There are two purine bases (adenine and guanine) and two pyrimidine bases
(thymine and cytosine). The bases are commonly abbreviated with the first
letter of their names:
| Base | Abbrev. |
|---|---|
| adenine | A |
| guanine | G |
| thymine | T |
| cytosine | C |
Nucleotides
When a base, such as adenine, is linked to a deoxyribose sugar through a
glycosidic bond, the structure is called a nucleoside.
When
the deoxyribose sugar is phosphorylated, on either the 3' or the 5' position
(or both), the structure is a called a nucleotide. The precursors of DNA
synthesis are deoxynucleoside-5'-triphosphates or dNTPs.
DNA structure
DNA is composed of a polynucleotide (multiple nucleotides) chain that is formed by linking nucleotides through 3',5'-phosphodiester bonds. In this way, DNA forms a long chain of sequential nucleotides.

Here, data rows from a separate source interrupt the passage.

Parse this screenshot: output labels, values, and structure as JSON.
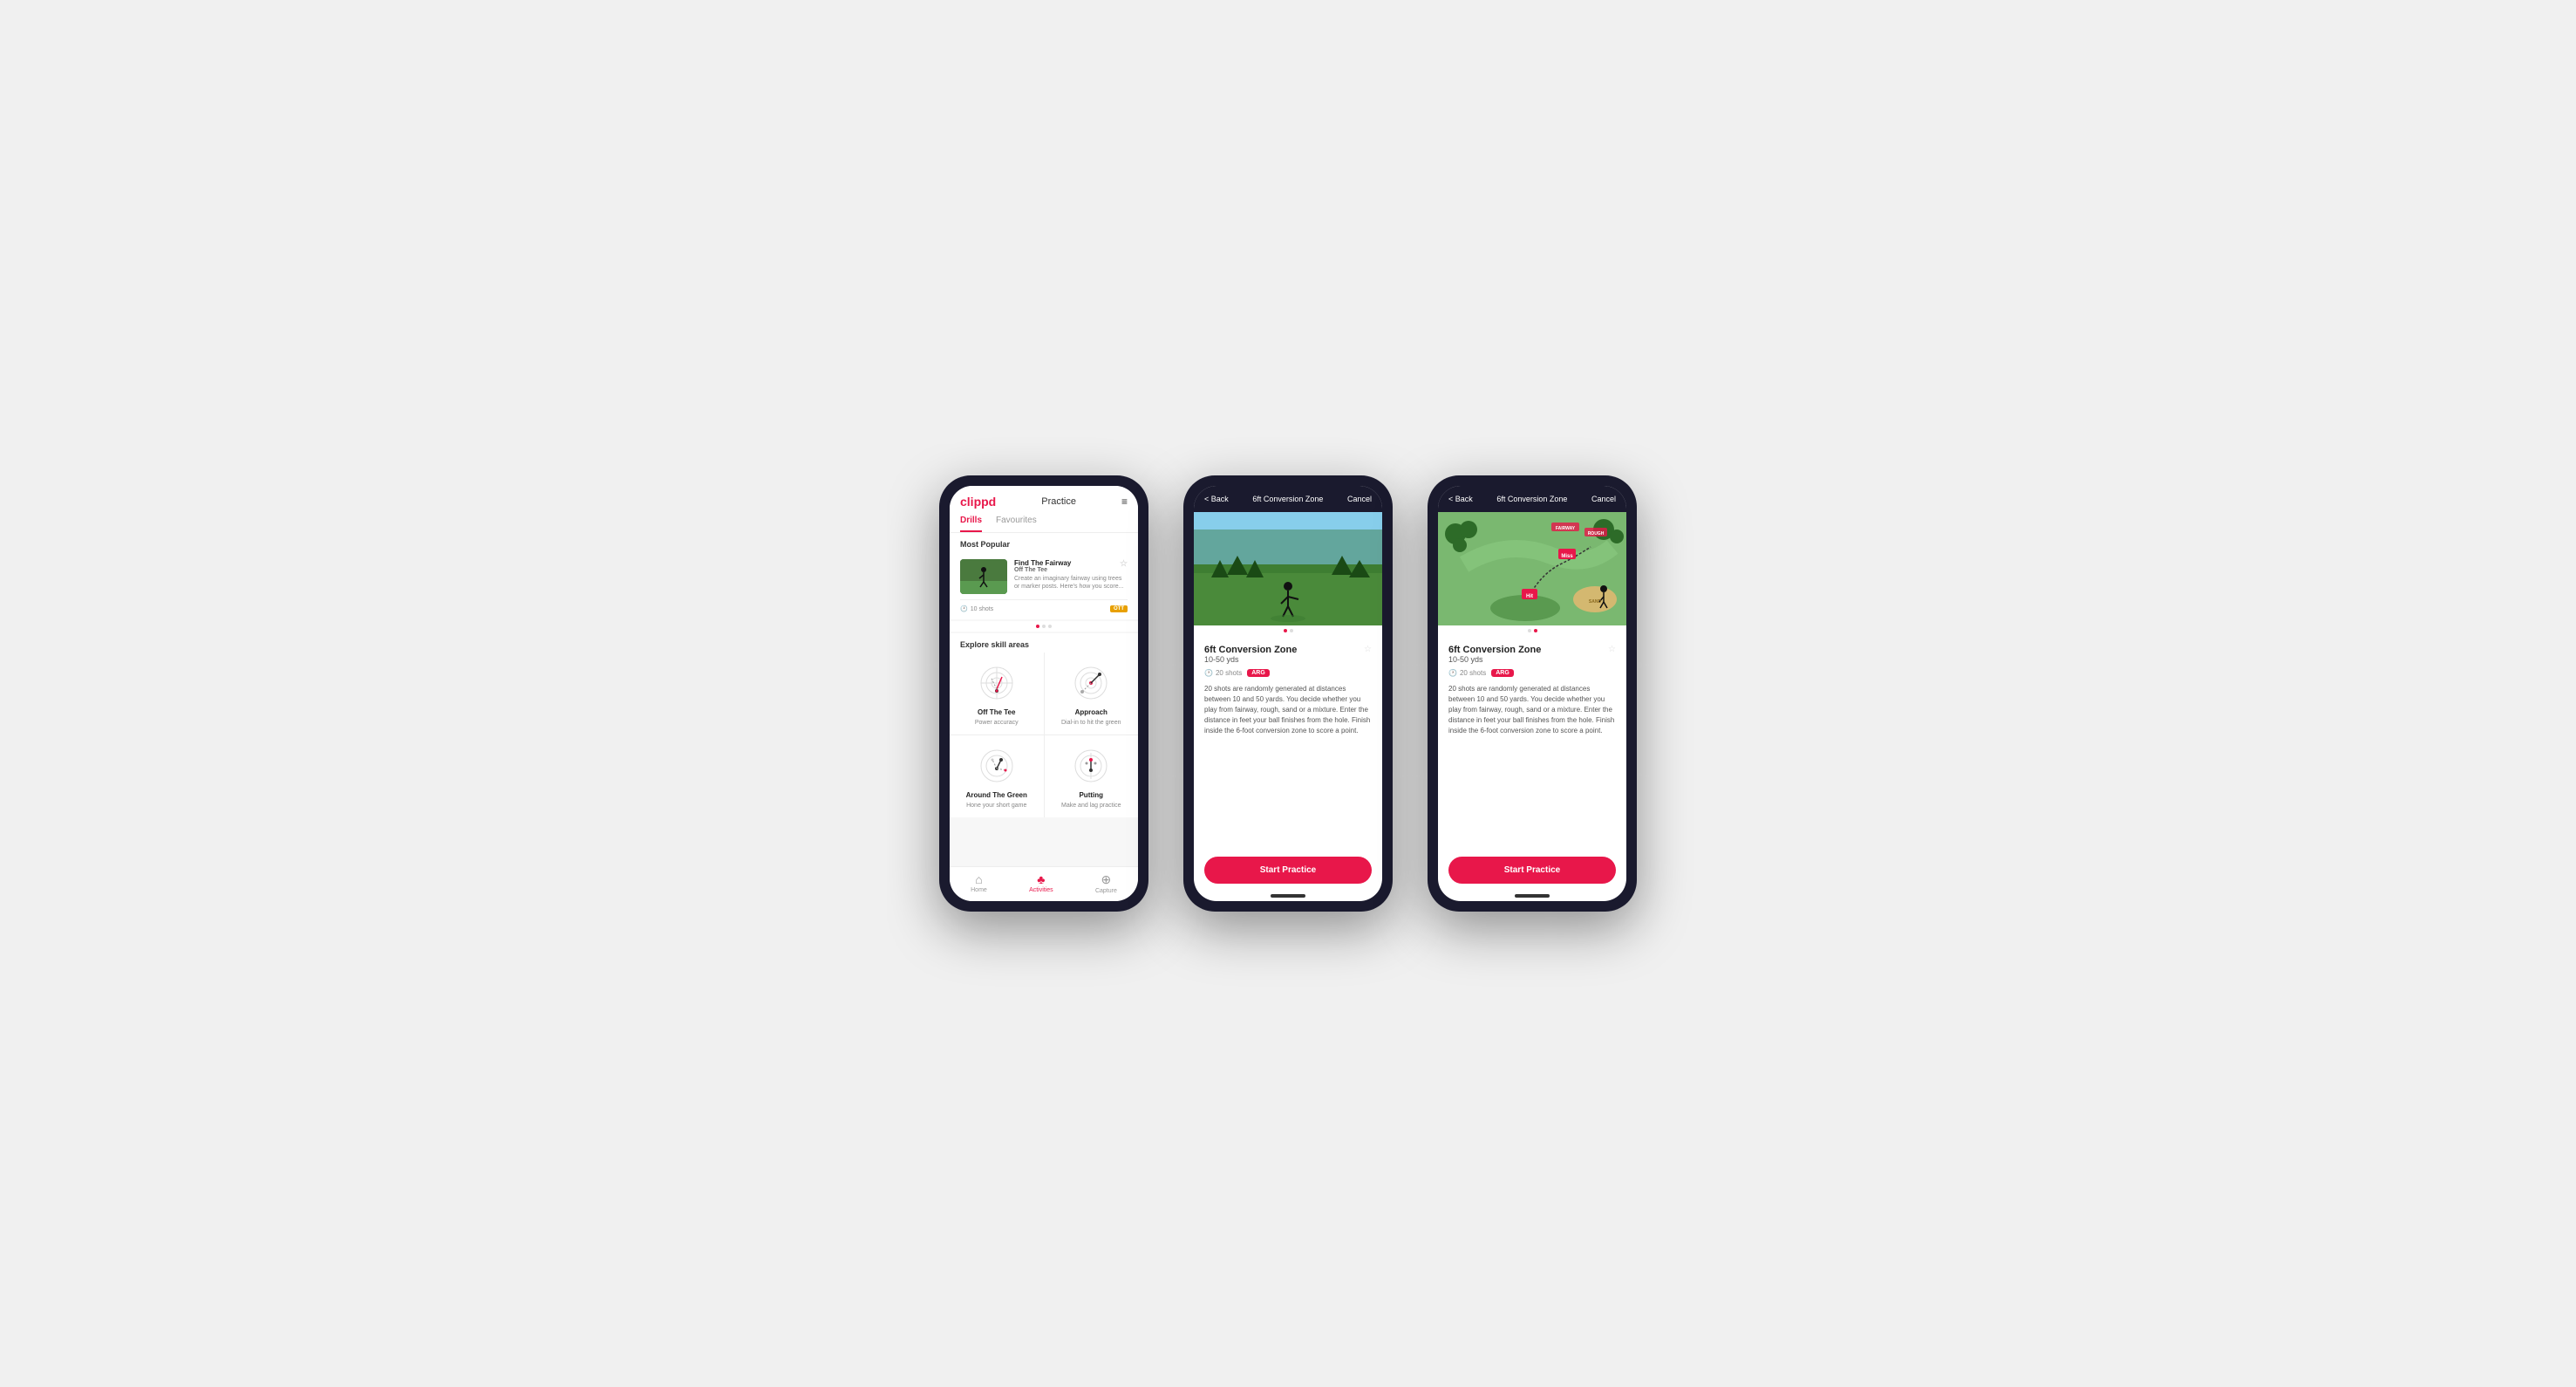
{
  "phone1": {
    "header": {
      "logo": "clippd",
      "nav_title": "Practice",
      "menu_icon": "≡"
    },
    "tabs": [
      {
        "label": "Drills",
        "active": true
      },
      {
        "label": "Favourites",
        "active": false
      }
    ],
    "most_popular_label": "Most Popular",
    "featured_drill": {
      "title": "Find The Fairway",
      "subtitle": "Off The Tee",
      "description": "Create an imaginary fairway using trees or marker posts. Here's how you score...",
      "shots": "10 shots",
      "badge": "OTT"
    },
    "explore_label": "Explore skill areas",
    "skill_areas": [
      {
        "name": "Off The Tee",
        "desc": "Power accuracy"
      },
      {
        "name": "Approach",
        "desc": "Dial-in to hit the green"
      },
      {
        "name": "Around The Green",
        "desc": "Hone your short game"
      },
      {
        "name": "Putting",
        "desc": "Make and lag practice"
      }
    ],
    "nav": [
      {
        "label": "Home",
        "icon": "⌂",
        "active": false
      },
      {
        "label": "Activities",
        "icon": "♣",
        "active": true
      },
      {
        "label": "Capture",
        "icon": "⊕",
        "active": false
      }
    ]
  },
  "phone2": {
    "header": {
      "back_label": "< Back",
      "title": "6ft Conversion Zone",
      "cancel_label": "Cancel"
    },
    "drill": {
      "title": "6ft Conversion Zone",
      "range": "10-50 yds",
      "shots": "20 shots",
      "badge": "ARG",
      "description": "20 shots are randomly generated at distances between 10 and 50 yards. You decide whether you play from fairway, rough, sand or a mixture. Enter the distance in feet your ball finishes from the hole. Finish inside the 6-foot conversion zone to score a point."
    },
    "start_button": "Start Practice",
    "image_type": "photo"
  },
  "phone3": {
    "header": {
      "back_label": "< Back",
      "title": "6ft Conversion Zone",
      "cancel_label": "Cancel"
    },
    "drill": {
      "title": "6ft Conversion Zone",
      "range": "10-50 yds",
      "shots": "20 shots",
      "badge": "ARG",
      "description": "20 shots are randomly generated at distances between 10 and 50 yards. You decide whether you play from fairway, rough, sand or a mixture. Enter the distance in feet your ball finishes from the hole. Finish inside the 6-foot conversion zone to score a point."
    },
    "start_button": "Start Practice",
    "image_type": "map"
  }
}
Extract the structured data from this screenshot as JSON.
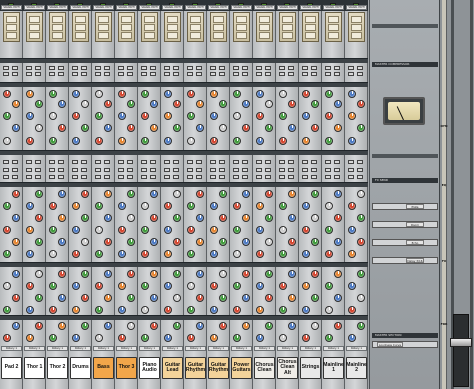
{
  "strip_top_label": "SIGNAL PATH",
  "channels": [
    {
      "name": "Pad 2",
      "bottom": "Rotary 1",
      "color": "#ffffff"
    },
    {
      "name": "Thor 1",
      "bottom": "Rotary 1",
      "color": "#ffffff"
    },
    {
      "name": "Thor 2",
      "bottom": "Rotary 1",
      "color": "#ffffff"
    },
    {
      "name": "Drums",
      "bottom": "Rotary 1",
      "color": "#ffffff"
    },
    {
      "name": "Bass",
      "bottom": "Rotary 1",
      "color": "#f2a64a"
    },
    {
      "name": "Thor 3",
      "bottom": "Rotary 1",
      "color": "#f2a64a"
    },
    {
      "name": "Piano Audio",
      "bottom": "Rotary 1",
      "color": "#ffffff"
    },
    {
      "name": "Guitar Lead",
      "bottom": "Rotary 1",
      "color": "#f3d39a"
    },
    {
      "name": "Guitar Rhythm",
      "bottom": "Rotary 1",
      "color": "#f3d39a"
    },
    {
      "name": "Guitar Rhythm",
      "bottom": "Rotary 1",
      "color": "#f3d39a"
    },
    {
      "name": "Power Guitars",
      "bottom": "Rotary 1",
      "color": "#f3d39a"
    },
    {
      "name": "Chorus Clean",
      "bottom": "Rotary 1",
      "color": "#f0ede8"
    },
    {
      "name": "Chorus Clean Alt",
      "bottom": "Rotary 1",
      "color": "#f0ede8"
    },
    {
      "name": "Strings",
      "bottom": "Rotary 1",
      "color": "#e8e8e8"
    },
    {
      "name": "Mainline 1",
      "bottom": "Rotary 1",
      "color": "#e8e8e8"
    },
    {
      "name": "Mainline 2",
      "bottom": "Rotary 1",
      "color": "#e8e8e8"
    }
  ],
  "master": {
    "compressor_title": "MASTER COMPRESSOR",
    "fx_title": "FX SEND",
    "master_section": "MASTER SECTION",
    "fx_labels": [
      "Plate",
      "Room",
      "Echo",
      "Delay 3/16"
    ],
    "loudness": "Loudness Curve"
  },
  "rack_labels": [
    "DYN",
    "EQ",
    "FX",
    "FDR"
  ]
}
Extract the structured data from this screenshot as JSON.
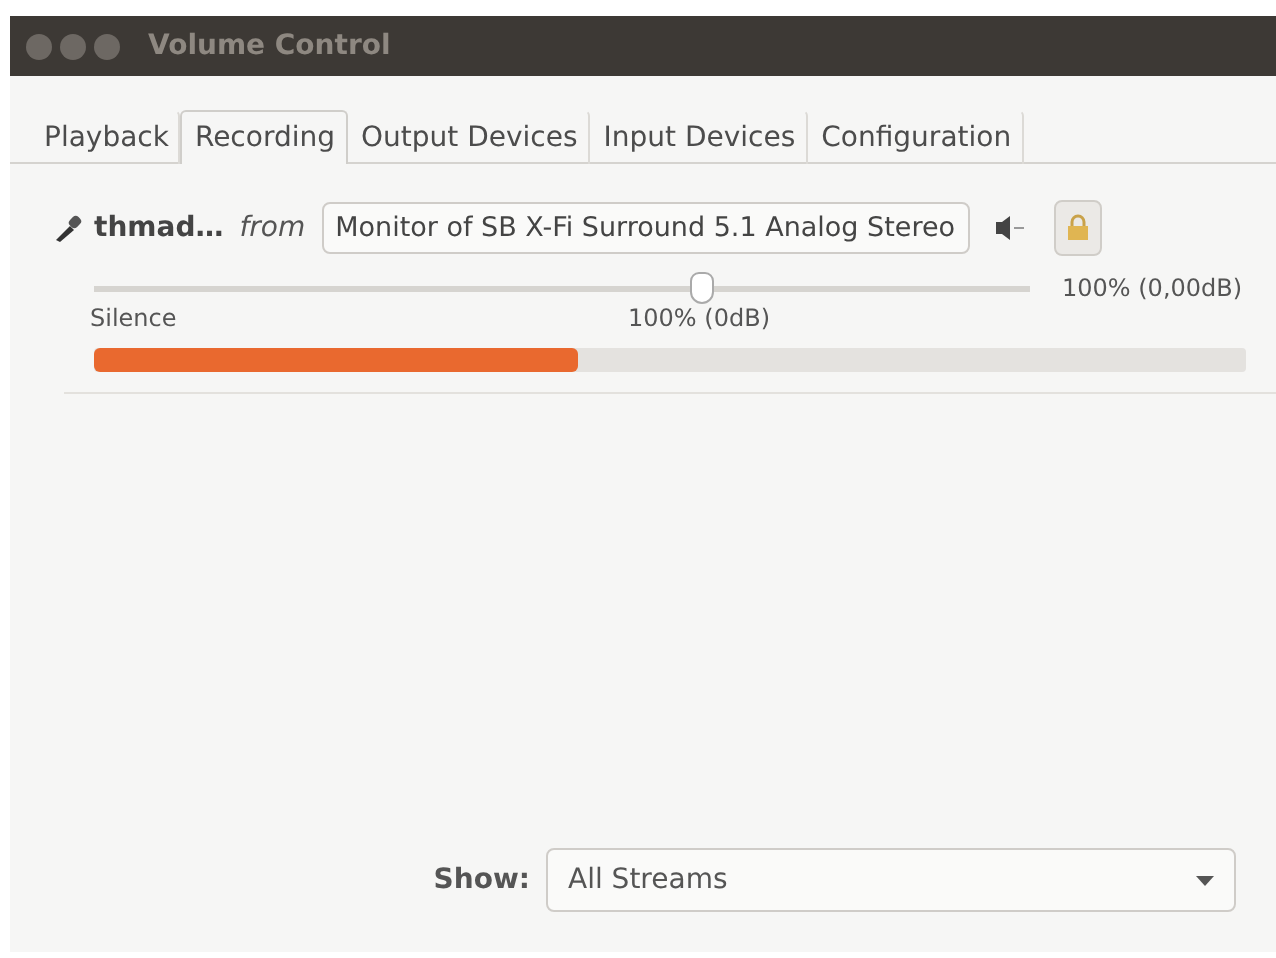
{
  "window": {
    "title": "Volume Control"
  },
  "tabs": [
    {
      "label": "Playback",
      "selected": false
    },
    {
      "label": "Recording",
      "selected": true
    },
    {
      "label": "Output Devices",
      "selected": false
    },
    {
      "label": "Input Devices",
      "selected": false
    },
    {
      "label": "Configuration",
      "selected": false
    }
  ],
  "stream": {
    "name": "thmad…",
    "from": "from",
    "source": "Monitor of SB X-Fi Surround 5.1 Analog Stereo",
    "locked": true,
    "volume": {
      "level": 0.65,
      "reading": "100% (0,00dB)"
    },
    "scale_left": "Silence",
    "scale_mid": "100% (0dB)",
    "meter": {
      "level": 0.42
    }
  },
  "show": {
    "label": "Show:",
    "value": "All Streams"
  }
}
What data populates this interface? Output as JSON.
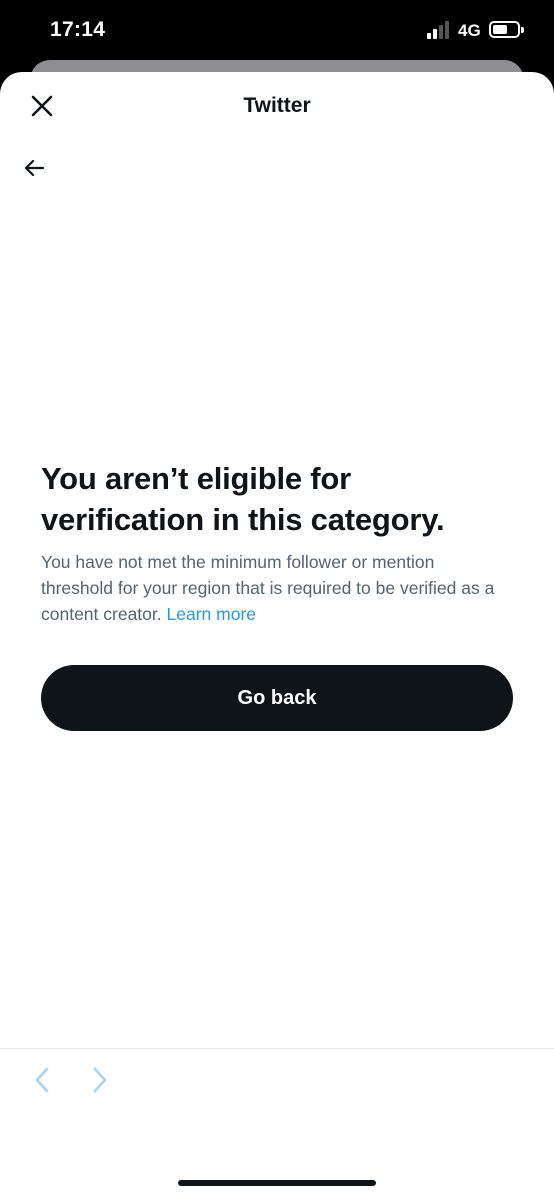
{
  "status_bar": {
    "time": "17:14",
    "network": "4G"
  },
  "sheet": {
    "title": "Twitter",
    "close_icon": "close-icon",
    "back_icon": "arrow-left-icon"
  },
  "content": {
    "headline": "You aren’t eligible for verification in this category.",
    "body": "You have not met the minimum follower or mention threshold for your region that is required to be verified as a content creator.",
    "learn_more": "Learn more",
    "button_label": "Go back"
  },
  "toolbar": {
    "back_icon": "chevron-left-icon",
    "forward_icon": "chevron-right-icon"
  },
  "colors": {
    "text_primary": "#0f1419",
    "text_secondary": "#536471",
    "link": "#1d9bf0",
    "button_bg": "#0f1419",
    "disabled_nav": "#a8d4f5"
  }
}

DNA chains are not usually just single strands of nucleotides. Usually,
nucleotides of two polynucleotide strands are base-paired to each
other. The nucleotide base adenine pairs through hydrogen bonds with the
nucleotide thymine forming an
adenine-thymine (A-T) base pair. Guanine binds with cytosine forming a
guanine-cytosine (G-C) base pair. Because of this base pairing,
polynucleotide chains in double-stranded DNA are always complementary to
each other.
DNA Double Helix
The nature of the bonds between nucleotide bases results in the famous "double helix" DNA structure. The hydrogen bonding between strands of DNA holds the strands together until they are separated for DNA replication or RNA transcription.
DNA Replication
DNA is replicated (reproduced) through an extremely complicated process. This
is the simplified version.
The
two strands of DNA are separated and a new complementary strand is
synthesized for each old strand by adding complementary base pairs to the
newly-synthesized strand (see figure at right). The DNA polymerase (the
enzyme that makes new DNA) reads the base on the original strand and adds
the complementary base to the newly synthesized strand. DNA is always
synthesized in a 5’ to 3’ direction. Since one strand runs in the opposite
direction, it must be synthesized in pieces that are later connected with
DNA ligase. In reality, both strands are synthesized in pieces, since the
DNA is unwound at numerous sites simultaneously on each chromosome in order
to produce a complete copy in a short period of time (hours instead of
weeks).
RNA
How does DNA turn in you?
Since DNA just stores information, there needs to be a way to turn the
information into physical bodies.
This feat is accomplished through the synthesis of
an intermediate information-carrying molecule that carries the information
from the nucleus to the cytoplasm, where it is processed into proteins. The
intermediate molecule is called RNA (ribonucleic acid). As you can tell from
the name, it differs from DNA in that part of it (the ribose sugar) has an
extra oxygen compared to DNA (the "deoxy" version). In addition, RNA does
not use thymine as a base, but another nucleotide known as uracil (see figure right). Uracil
forms base pairs with
adenine, as thymine does in DNA. RNA is transcribed from DNA through an
enzyme called RNA polymerase, in a process that is known as transcription.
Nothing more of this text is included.